Dewland Thomas A, Vittinghoff Eric, Harris Tamara B, Magnani Jared W, Liu Yongmei, Hsu Fang-Chi, Satterfield Suzanne, Wassel Christina, Marcus Gregory M
Electrophysiology Section, Division of Cardiology, Department of Medicine, University of California, San Francisco ; Knight Cardiovascular Institute, Oregon Health & Science University, Portland.
Department of Epidemiology and Biostatistics, University of California, San Francisco.

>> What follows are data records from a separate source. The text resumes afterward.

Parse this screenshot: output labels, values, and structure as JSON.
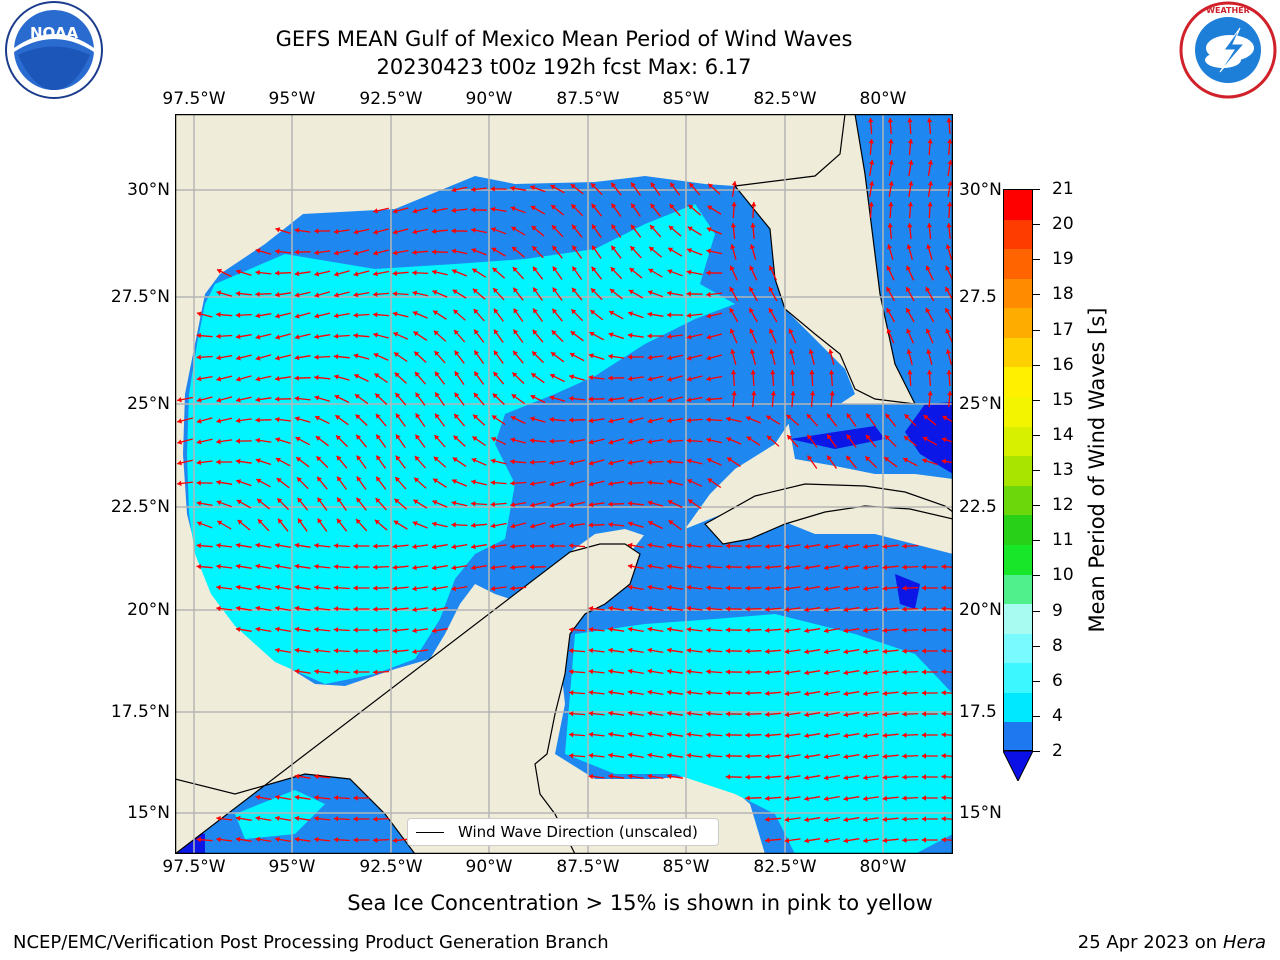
{
  "header": {
    "title_line1": "GEFS MEAN Gulf of Mexico Mean Period of Wind Waves",
    "title_line2": "20230423 t00z 192h fcst   Max: 6.17"
  },
  "logos": {
    "noara_text": "NOAA",
    "nws_text": "NATIONAL WEATHER SERVICE"
  },
  "map": {
    "lon_ticks": [
      "97.5°W",
      "95°W",
      "92.5°W",
      "90°W",
      "87.5°W",
      "85°W",
      "82.5°W",
      "80°W"
    ],
    "lat_ticks_left": [
      "30°N",
      "27.5°N",
      "25°N",
      "22.5°N",
      "20°N",
      "17.5°N",
      "15°N"
    ],
    "lat_ticks_right": [
      "30°N",
      "27.5",
      "25°N",
      "22.5",
      "20°N",
      "17.5",
      "15°N"
    ],
    "legend_label": "Wind Wave Direction (unscaled)",
    "colors": {
      "land": "#efecda",
      "ocean_2_4": "#1e88f0",
      "ocean_4_6": "#00f5ff",
      "ocean_lt2": "#0a17e6",
      "arrow": "#ff0000",
      "grid": "#b5b5b5"
    }
  },
  "colorbar": {
    "label": "Mean Period of Wind Waves [s]",
    "ticks": [
      "21",
      "20",
      "19",
      "18",
      "17",
      "16",
      "15",
      "14",
      "13",
      "12",
      "11",
      "10",
      "9",
      "8",
      "6",
      "4",
      "2"
    ],
    "colors_bottom_to_top": [
      "#1e78f0",
      "#00e8ff",
      "#3cf7ff",
      "#78faff",
      "#a7fbf0",
      "#50f08c",
      "#18e628",
      "#28d018",
      "#6cd80c",
      "#a8e400",
      "#d6f000",
      "#f2f400",
      "#fff000",
      "#ffd000",
      "#ffac00",
      "#ff8c00",
      "#ff6400",
      "#ff3c00",
      "#ff0000"
    ],
    "extend_color": "#0a10e6"
  },
  "footer": {
    "sea_ice_note": "Sea Ice Concentration > 15% is shown in pink to yellow",
    "branch": "NCEP/EMC/Verification Post Processing Product Generation Branch",
    "date": "25 Apr 2023 on ",
    "host": "Hera"
  }
}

JACC Clin Electrophysiol. 2015 Aug;1(4):248-255. doi: 10.1016/j.jacep.2015.04.014. Epub 2015 Jun 22.
Despite a lower prevalence of established atrial fibrillation (AF) risk factors, Whites exhibit substantially higher rates of this arrhythmia compared to Blacks. The mechanism underlying this observation is not known. Both inflammation and obesity are risk factors for AF, and adipose tissue is a known contributor to systemic inflammation.
We sought to determine the degree to which racial differences in AF risk are explained by differences in inflammation and adiposity.
Baseline serum inflammatory biomarker concentrations and abdominal adiposity (assessed by computed tomography) were quantified in a subset of Black and White participants without prevalent AF in the Health, Aging, and Body Composition (Health ABC) Study. Participants were prospectively followed for the diagnosis of AF using study ECGs and Medicare claims data. Cox proportional hazards models were used to determine the adjusted relative hazard of incident AF between races before and after biomarker adjustment.
Among 2,768 participants (43% Black), 721 developed incident AF over a median follow up of 10.9 years. White race was associated with a heightened adjusted risk of incident AF (HR 1.55, 95% CI 1.30 to 1.84, p < 0.001). Abdominal adiposity was not associated with AF when added to the adjusted model. Among the studied biomarkers, adiponectin, TNF-α, TNF-α SR I, and TNF-α SR II concentrations were each higher among Whites and independently associated with a greater risk of incident AF. Together, these inflammatory cytokines mediated 42% (95% CI 15 to 119%, p = 0.004) of the adjusted race-AF association.
Systemic inflammatory pathways significantly mediate the heightened risk of AF among Whites. The higher level of systemic inflammation and concomitant increased AF risk in Whites is not explained by racial differences in abdominal adiposity or the presence of other pro-inflammatory cardiovascular comorbidities.
尽管已确诊的心房颤动(AF)危险因素的患病率较低,但与黑人相比,白人的这种心律失常发生率要高得多。这一现象背后的机制尚不清楚。炎症和肥胖都是房颤的危险因素,而脂肪组织是全身炎症的已知促成因素。
我们试图确定炎症和肥胖差异在多大程度上解释了房颤风险的种族差异。
在健康、衰老和身体成分(Health ABC)研究中,对一组无房颤病史的黑人和白人参与者的基线血清炎症生物标志物浓度和腹部肥胖情况(通过计算机断层扫描评估)进行了量化。通过研究心电图和医疗保险理赔数据,对参与者进行前瞻性随访以诊断房颤。采用Cox比例风险模型确定生物标志物调整前后种族间房颤发病的校正相对风险。
在2768名参与者(43%为黑人)中,721人在中位随访10.9年期间发生了房颤。白人种族与房颤发病的校正风险增加相关(风险比1.55,95%置信区间1.30至1.84,p<0.001)。在调整后的模型中,腹部肥胖与房颤无关。在所研究的生物标志物中,脂联素、肿瘤坏死因子-α(TNF-α)、TNF-α受体I(TNF-α SR I)和TNF-α受体II(TNF-α SR II)的浓度在白人中均较高,且各自与房颤发病风险增加独立相关。这些炎症细胞因子共同介导了42%(95%置信区间15%至119%,p = 0.004)的校正种族-房颤关联。
全身炎症途径显著介导了白人中房颤风险的增加。白人中全身炎症水平较高以及随之增加的房颤风险,并非由腹部肥胖的种族差异或其他促炎性心血管合并症的存在所解释。